Introduction:
The immunomodulatory agent lenalidomide is the backbone of several regimens approved for the treatment of both newly diagnosed and relapsed/refractory multiple myeloma patients and is currently administered until progression. Consequently, the early development of lenalidomide-resistance, that has been shown to be associated with poor outcomes, is rapidly increasing. Ciltacabtagene autoleucel (cilta-cel; Carvykti) was evaluated for the treatment of relapse and lenalidomide-refractory and PI-exposed multiple myeloma (MM) after 1-3 prior lines of therapy (LOT) in a phase 3 randomized controlled trial (CARTITUDE-4). Treatment approaches for patients with MM who have received at least 1 prior LOT and are LEN-refractory vary across countries, lacking a clear standard of care, and can include isatuximab, carfilzomib, and dexamethasone (IsaKd). The IKEMA study included RRMM patients with 1-3 prior LOT, of whom only 31% were refractory to lenalidomide, limiting indirect comparisons between studies. Published results for the len-refractory subgroup on IKEMA were reported, specifically for progression-free survival (PFS) (probabilities at 6, 12 and 18 months and number of events), overall response rate (ORR), very good partial response or better (≥VGPR) rate and complete response or better (≥CR) rate, which were then used to perform unanchored matching adjusted indirect comparison (MAIC) of cilta-cel from CARTITUDE-4 versus IsaKd from the IKEMA subpopulation.
Methods:
The unanchored MAIC was carried out by initially applying the primary exclusion criteria from the IKEMA study to the patient-level data (IPD) of cilta-cel. Subsequently, the IPD for cilta-cel cohort were reweighted to align the average baseline characteristics with those reported for IsaKd. To generate the necessary patient-level data for IsaKd for the MAIC analysis of PFS, we employed a two-step process. First, an exponential model was fitted between each of the provided data points to approximate the complete KM curve. Next, the Guyot algorithm was utilized, leveraging the KM curve and reported event data, to simulate the patient-level data for PFS. A weighted Cox proportional hazards model was then applied to all the IPD from both treatments to obtain hazard ratios (HRs) with 95% confidence intervals (CIs). For binary endpoints, relative effects were quantified using relative response ratios (RRs) with 95% CIs derived from a weighted logistic regression analysis.
Results:
After applying the exclusion criteria from IKEMA to the IPD from CARTITUDE-4 (excluding patients refractory to an anti-CD38 monoclonal antibody), 158 cilta-cel patients were retained. When further adjusting for differences in cytogenetic risk and ISS stage, patients in the cilta-cel group (effective sample size [ESS]=79) had a 49% reduction in risk of disease progression or death (PFS) versus IsaKd (adjusted median not reached vs 19.4 months; HR: 0.51 [0.29,0.90], p=0.0213). Cilta-cel also demonstrated superior efficacy in response rates vs IsaKd (ORR RR: 1.07 [0.93,1.23], p=0.3497; ≥VGPR RR: 1.26 [1.02,1.55], p=0.0191; ≥CR RR: 2.09 [1.48,2.95], p<0.0001).

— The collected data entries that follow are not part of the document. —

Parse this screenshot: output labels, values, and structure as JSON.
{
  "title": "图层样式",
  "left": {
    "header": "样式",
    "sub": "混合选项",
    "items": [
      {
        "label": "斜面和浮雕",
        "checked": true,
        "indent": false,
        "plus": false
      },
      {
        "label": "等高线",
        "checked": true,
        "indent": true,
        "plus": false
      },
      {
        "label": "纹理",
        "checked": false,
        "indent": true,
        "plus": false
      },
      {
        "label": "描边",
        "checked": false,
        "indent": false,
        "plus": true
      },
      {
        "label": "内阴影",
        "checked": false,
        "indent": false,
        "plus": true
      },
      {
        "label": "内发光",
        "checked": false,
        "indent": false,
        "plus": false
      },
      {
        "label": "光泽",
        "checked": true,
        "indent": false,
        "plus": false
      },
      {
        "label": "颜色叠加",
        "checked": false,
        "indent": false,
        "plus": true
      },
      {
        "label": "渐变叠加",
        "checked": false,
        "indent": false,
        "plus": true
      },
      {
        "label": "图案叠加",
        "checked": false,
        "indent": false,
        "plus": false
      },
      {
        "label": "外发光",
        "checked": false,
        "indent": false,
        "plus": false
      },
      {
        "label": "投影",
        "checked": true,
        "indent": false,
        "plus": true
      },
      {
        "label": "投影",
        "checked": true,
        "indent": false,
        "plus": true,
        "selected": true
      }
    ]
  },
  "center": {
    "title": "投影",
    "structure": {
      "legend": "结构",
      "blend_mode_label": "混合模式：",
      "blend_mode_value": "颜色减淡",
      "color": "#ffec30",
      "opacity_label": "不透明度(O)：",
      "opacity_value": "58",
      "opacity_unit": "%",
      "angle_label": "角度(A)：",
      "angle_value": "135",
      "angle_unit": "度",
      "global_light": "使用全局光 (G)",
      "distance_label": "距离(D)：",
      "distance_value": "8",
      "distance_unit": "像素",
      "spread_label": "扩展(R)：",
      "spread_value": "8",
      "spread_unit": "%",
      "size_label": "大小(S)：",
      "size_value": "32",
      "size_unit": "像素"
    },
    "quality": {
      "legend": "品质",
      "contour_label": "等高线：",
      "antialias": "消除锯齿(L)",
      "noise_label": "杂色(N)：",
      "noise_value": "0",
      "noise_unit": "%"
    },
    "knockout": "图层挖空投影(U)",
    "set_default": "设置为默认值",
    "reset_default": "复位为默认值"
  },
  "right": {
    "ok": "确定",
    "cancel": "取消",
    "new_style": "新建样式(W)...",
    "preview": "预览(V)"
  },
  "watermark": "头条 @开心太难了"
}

A sensitivity analysis additionally excluding patients with prior carfilzomib exposure confirmed previous reported results with a PFS HR of 0.45 [0.22,0.94], p=0.0338, in favor of cilta-cel vs IsaKd. Additional sensitivity analyses, matching patients based on prior lines and age, yielded consistent findings, showing the robustness of the results.
Conclusions:
This analysis demonstrated favorable efficacy outcomes of cilta-cel compared to IsaKd, despite the limited data available on lenalidomide-refractory patients in the IKEMA trial. Notably, cilta-cel demonstrated significant clinical improvement in terms of progression-free survival and depth of response, underscoring its potential as an effective therapeutic option for patients with PI exposed and len-refractory MM as early as first relapse. The findings of this analysis will be particularly relevant for countries where len-refractory patients may be treated with IsaKd.